We follow CFers who after a year post transplant are now going through issues or rejection. During our transplant evaluation last April we were told to expect at least one to two types of rejection. To expect shit to hit the fan at some point. If shit's going to hit the fan, I'm going to be right next to Rima with a mop and a bucket. My sleeves are rolled up, hell I'll even use my shirt to wipe up the mess if needed. Perspective is everything. We know shit will hit the fan at some point, you can't avoid it forever. Knowing this makes us enjoy these days even more. It allows me to think before I react to dumb insignificant issues or "problems".

This past Sunday the weather was on our side, kind of. It was nice enough that staying indoors all day would be a crime. Rima and I drove about an hour north east to check out the town of Taylor Falls on the the Saint Croix river. We went with the plan that we were going to checkout a waterfall. Well, I obviously did not really do my research. We saw no such water fall, we found out after we left that there is a waterfall at a dam... Anyways it was a nice drive and a very pretty view of the river at the park we stopped at to find this "waterfall". On the way home we stopped at a winery along the road and had an impromptu wine tasting. We decided we need to go to another winery and soon! 

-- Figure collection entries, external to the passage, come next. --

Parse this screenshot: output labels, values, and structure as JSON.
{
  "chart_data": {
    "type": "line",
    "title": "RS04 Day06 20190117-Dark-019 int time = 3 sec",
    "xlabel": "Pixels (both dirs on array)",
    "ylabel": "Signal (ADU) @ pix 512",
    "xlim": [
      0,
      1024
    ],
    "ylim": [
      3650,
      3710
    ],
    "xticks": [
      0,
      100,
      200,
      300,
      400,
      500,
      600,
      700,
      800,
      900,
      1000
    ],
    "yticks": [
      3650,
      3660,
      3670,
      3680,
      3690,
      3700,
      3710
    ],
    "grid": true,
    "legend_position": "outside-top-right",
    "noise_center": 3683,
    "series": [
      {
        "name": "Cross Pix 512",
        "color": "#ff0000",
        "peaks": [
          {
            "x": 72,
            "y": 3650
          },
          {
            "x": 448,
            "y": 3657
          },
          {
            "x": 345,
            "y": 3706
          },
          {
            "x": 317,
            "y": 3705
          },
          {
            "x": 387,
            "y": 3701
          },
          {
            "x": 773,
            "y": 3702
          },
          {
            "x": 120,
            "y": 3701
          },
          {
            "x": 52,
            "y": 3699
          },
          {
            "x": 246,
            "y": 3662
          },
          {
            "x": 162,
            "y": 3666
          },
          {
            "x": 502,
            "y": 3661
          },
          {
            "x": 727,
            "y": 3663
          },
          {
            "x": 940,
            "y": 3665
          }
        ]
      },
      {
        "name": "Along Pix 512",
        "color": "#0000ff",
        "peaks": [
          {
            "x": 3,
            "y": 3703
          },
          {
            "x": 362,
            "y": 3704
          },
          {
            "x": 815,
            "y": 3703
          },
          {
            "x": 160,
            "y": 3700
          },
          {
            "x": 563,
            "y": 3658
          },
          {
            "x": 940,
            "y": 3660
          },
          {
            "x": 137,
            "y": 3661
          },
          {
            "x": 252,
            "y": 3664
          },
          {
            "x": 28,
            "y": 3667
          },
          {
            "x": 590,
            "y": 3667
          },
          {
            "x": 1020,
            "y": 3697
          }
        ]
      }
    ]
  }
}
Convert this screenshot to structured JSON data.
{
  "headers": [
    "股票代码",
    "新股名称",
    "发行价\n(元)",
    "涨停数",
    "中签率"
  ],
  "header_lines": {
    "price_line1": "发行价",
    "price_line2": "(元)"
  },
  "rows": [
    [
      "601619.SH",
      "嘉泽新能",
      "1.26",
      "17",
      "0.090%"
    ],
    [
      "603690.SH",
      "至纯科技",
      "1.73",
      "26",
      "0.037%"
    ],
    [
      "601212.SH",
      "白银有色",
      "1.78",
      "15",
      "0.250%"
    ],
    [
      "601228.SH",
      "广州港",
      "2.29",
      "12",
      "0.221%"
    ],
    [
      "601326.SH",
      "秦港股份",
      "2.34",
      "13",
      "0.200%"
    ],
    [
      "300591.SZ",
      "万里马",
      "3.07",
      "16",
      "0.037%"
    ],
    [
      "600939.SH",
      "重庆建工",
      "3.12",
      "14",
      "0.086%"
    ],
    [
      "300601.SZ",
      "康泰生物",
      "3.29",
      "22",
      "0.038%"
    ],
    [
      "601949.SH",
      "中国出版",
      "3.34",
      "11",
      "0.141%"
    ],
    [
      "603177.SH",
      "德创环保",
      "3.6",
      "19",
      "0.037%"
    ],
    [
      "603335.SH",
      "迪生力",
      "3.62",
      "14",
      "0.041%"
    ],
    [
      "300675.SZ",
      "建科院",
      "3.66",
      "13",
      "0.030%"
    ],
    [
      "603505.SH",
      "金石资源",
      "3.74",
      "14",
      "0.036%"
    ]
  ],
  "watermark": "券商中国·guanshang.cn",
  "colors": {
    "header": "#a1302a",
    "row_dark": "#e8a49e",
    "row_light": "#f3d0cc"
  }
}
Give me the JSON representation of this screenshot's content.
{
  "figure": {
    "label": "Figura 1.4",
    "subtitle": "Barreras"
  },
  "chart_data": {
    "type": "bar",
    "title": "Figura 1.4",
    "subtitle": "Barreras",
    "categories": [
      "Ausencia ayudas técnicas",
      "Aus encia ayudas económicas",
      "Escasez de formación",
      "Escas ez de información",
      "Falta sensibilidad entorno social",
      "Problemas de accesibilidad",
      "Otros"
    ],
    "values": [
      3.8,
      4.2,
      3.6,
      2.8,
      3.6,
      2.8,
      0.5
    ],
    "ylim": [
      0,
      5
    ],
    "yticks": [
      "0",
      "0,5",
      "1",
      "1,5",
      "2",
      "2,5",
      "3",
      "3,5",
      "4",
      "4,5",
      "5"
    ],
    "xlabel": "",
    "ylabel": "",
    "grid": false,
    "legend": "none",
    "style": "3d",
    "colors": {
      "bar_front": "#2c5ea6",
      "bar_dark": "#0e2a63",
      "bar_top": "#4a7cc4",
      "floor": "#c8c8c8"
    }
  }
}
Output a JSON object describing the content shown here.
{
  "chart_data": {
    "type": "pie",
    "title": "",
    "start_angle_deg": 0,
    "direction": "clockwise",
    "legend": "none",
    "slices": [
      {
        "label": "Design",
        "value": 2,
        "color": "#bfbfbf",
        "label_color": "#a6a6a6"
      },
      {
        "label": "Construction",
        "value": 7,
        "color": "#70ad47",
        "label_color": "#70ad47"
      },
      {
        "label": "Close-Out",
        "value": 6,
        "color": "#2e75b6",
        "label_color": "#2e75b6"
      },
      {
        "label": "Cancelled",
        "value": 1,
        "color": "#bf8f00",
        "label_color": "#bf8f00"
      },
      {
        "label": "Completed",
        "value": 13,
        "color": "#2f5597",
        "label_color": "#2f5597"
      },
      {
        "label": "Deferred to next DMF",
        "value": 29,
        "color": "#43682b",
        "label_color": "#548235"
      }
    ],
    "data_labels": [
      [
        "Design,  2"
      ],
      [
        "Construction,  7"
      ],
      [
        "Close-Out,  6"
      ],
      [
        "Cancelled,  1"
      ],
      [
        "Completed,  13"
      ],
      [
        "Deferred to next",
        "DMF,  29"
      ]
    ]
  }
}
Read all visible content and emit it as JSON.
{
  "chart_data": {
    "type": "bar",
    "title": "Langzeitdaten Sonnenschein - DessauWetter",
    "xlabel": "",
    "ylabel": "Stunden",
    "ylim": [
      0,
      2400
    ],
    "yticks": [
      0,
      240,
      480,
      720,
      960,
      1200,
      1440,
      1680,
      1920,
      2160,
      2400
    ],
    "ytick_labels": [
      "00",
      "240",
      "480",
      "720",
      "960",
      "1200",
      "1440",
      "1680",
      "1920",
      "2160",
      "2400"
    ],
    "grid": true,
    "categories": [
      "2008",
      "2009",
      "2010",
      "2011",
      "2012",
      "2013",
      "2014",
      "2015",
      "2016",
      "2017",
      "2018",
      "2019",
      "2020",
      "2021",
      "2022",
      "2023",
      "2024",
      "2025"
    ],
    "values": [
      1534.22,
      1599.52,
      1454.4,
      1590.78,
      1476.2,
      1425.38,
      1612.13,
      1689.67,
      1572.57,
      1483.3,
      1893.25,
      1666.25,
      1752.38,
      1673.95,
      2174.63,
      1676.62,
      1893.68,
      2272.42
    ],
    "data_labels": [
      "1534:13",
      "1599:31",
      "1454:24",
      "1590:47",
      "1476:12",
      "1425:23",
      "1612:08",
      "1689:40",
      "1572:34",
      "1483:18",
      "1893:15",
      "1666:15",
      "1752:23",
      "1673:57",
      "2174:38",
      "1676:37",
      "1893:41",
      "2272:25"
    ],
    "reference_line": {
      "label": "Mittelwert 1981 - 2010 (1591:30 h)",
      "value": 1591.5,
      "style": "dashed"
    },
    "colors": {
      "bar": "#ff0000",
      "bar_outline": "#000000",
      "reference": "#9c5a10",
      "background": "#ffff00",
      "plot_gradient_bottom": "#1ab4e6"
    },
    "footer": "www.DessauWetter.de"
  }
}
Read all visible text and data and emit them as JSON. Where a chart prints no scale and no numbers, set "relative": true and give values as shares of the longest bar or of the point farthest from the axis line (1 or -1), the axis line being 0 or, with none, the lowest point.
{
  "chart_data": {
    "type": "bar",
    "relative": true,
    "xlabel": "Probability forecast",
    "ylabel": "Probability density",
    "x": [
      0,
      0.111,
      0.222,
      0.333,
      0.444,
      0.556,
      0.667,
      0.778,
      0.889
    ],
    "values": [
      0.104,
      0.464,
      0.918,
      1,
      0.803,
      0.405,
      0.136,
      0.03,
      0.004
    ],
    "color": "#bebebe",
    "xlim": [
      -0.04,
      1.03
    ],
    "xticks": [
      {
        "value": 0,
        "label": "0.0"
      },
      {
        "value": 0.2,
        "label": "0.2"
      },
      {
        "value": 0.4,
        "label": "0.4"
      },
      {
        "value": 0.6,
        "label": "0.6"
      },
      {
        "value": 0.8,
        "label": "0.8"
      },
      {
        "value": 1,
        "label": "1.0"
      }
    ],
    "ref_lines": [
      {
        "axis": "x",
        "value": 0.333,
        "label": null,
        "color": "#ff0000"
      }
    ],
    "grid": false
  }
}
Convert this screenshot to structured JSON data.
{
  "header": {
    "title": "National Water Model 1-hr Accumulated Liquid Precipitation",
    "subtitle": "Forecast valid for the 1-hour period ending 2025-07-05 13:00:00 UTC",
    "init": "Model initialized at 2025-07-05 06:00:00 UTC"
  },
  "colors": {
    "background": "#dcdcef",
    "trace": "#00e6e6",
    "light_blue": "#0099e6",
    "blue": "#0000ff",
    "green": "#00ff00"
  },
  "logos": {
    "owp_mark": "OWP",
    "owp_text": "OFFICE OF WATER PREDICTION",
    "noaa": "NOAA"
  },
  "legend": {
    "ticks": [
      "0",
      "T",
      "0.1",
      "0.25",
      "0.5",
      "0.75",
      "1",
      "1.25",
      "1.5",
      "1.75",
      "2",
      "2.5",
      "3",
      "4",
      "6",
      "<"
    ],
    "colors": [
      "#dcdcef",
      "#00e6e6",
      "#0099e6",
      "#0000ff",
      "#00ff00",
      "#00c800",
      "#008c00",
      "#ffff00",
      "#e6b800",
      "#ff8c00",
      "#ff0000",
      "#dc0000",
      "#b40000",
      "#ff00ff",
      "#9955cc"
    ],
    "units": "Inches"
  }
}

On Thursday we finally got our act together and checked out the MIA, Minneapolis Institute of Art. It's pretty expansive so we only did about 3/4 of a floor. Good thing it's free because it will probably take us a couple more runs to see it all the way through. We're pretty stoked about this coming Saturday night. The nonprofit that we're renting our house from, With One Breath, is throwing their annual benefit to raise money and awareness for CF. Every year they dedicate the event to a person and this year they asked if they could dedicate it to Rima. We were very honored, and of course she said yes. We were asked to put together a little video about our story and how we ended up here in Minneapolis and at the house. After several takes and edits Rima and I produced a short, mostly picture video for the benefit. I can tell you for sure that when they play it, Rima and I will be beet red and probably hiding behind a table or in a restroom stall.